In Trentino, nel comune di Predaia, è stato inaugurato Intacture: il primo data center europeo realizzato all'interno di una miniera attiva, che sfrutta il freddo naturale della montagna per ridurre i consumi.
Immaginare un data center evoca di solito enormi capannoni pieni di server, ventole rumorose e impianti di condizionamento sempre accesi. In Trentino, però, è nato qualcosa di molto diverso: un centro dati che ha scelto di trasferirsi nel cuore di una montagna, sfruttando la roccia e il freddo naturale al posto dei tradizionali sistemi di raffreddamento artificiale.
Un data center sottoterra
Il progetto si chiama Intacture ed è stato inaugurato, secondo quanto riportato, il 23 giugno 2026 in Val di Non.
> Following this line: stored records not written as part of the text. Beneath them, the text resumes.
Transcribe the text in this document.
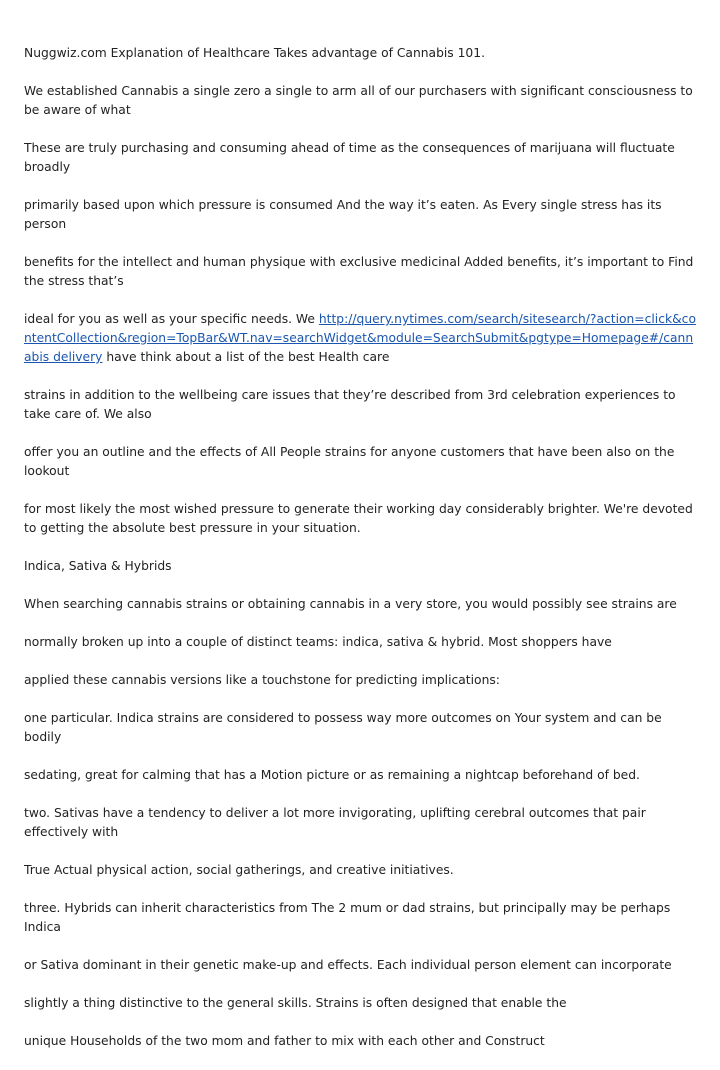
Nuggwiz.com Explanation of Healthcare Takes advantage of Cannabis 101.

We established Cannabis a single zero a single to arm all of our purchasers with significant consciousness to be aware of what

These are truly purchasing and consuming ahead of time as the consequences of marijuana will fluctuate broadly

primarily based upon which pressure is consumed And the way it’s eaten. As Every single stress has its person

benefits for the intellect and human physique with exclusive medicinal Added benefits, it’s important to Find the stress that’s

ideal for you as well as your specific needs. We http://query.nytimes.com/search/sitesearch/?action=click&contentCollection&region=TopBar&WT.nav=searchWidget&module=SearchSubmit&pgtype=Homepage#/cannabis delivery have think about a list of the best Health care

strains in addition to the wellbeing care issues that they’re described from 3rd celebration experiences to take care of. We also

offer you an outline and the effects of All People strains for anyone customers that have been also on the lookout

for most likely the most wished pressure to generate their working day considerably brighter. We're devoted to getting the absolute best pressure in your situation.

Indica, Sativa & Hybrids

When searching cannabis strains or obtaining cannabis in a very store, you would possibly see strains are

normally broken up into a couple of distinct teams: indica, sativa & hybrid. Most shoppers have

applied these cannabis versions like a touchstone for predicting implications:

one particular. Indica strains are considered to possess way more outcomes on Your system and can be bodily

sedating, great for calming that has a Motion picture or as remaining a nightcap beforehand of bed.

two. Sativas have a tendency to deliver a lot more invigorating, uplifting cerebral outcomes that pair effectively with

True Actual physical action, social gatherings, and creative initiatives.

three. Hybrids can inherit characteristics from The 2 mum or dad strains, but principally may be perhaps Indica

or Sativa dominant in their genetic make-up and effects. Each individual person element can incorporate

slightly a thing distinctive to the general skills. Strains is often designed that enable the

unique Households of the two mom and father to mix with each other and Construct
Viene descritto come il primo data center europeo realizzato all'interno di una miniera ancora attiva, un primato che ha subito attirato l'attenzione degli addetti ai lavori e della stampa specializzata di settore.
La particolarità non è soltanto simbolica. Collocare un'infrastruttura digitale sotto la superficie terrestre significa ripensare da zero il modo in cui questi impianti vengono costruiti, alimentati e raffreddati, con l'obiettivo dichiarato di ridurre i consumi e l'impatto ambientale rispetto ai data center tradizionali di superficie.
Dentro una miniera di dolomia

Stando alle informazioni diffuse, l'impianto sorge nel comune di Predaia, a circa quaranta chilometri a nord di Trento, all'interno di una miniera di dolomia ancora in funzione gestita dall'azienda Tassullo. Il data center convive quindi con un'attività estrattiva reale, in una combinazione a dir poco insolita.
Oltre l'ottanta per cento della struttura si sviluppa sottoterra, fino a un centinaio di metri di profondità e a un'altitudine di circa seicento metri. Una collocazione che trasforma la montagna stessa in una sorta di guscio protettivo naturale per i server e per i dati che vi verranno custoditi nel tempo.
Il freddo della montagna al posto dei condizionatori
Il vero asso nella manica di Intacture è la temperatura. All'interno della miniera, secondo i dati diffusi, si mantiene un valore naturalmente stabile intorno ai dodici gradi per tutta la durata dell'anno, condizione ideale per tenere freschi apparati che altrimenti richiederebbero un raffreddamento particolarmente energivoro.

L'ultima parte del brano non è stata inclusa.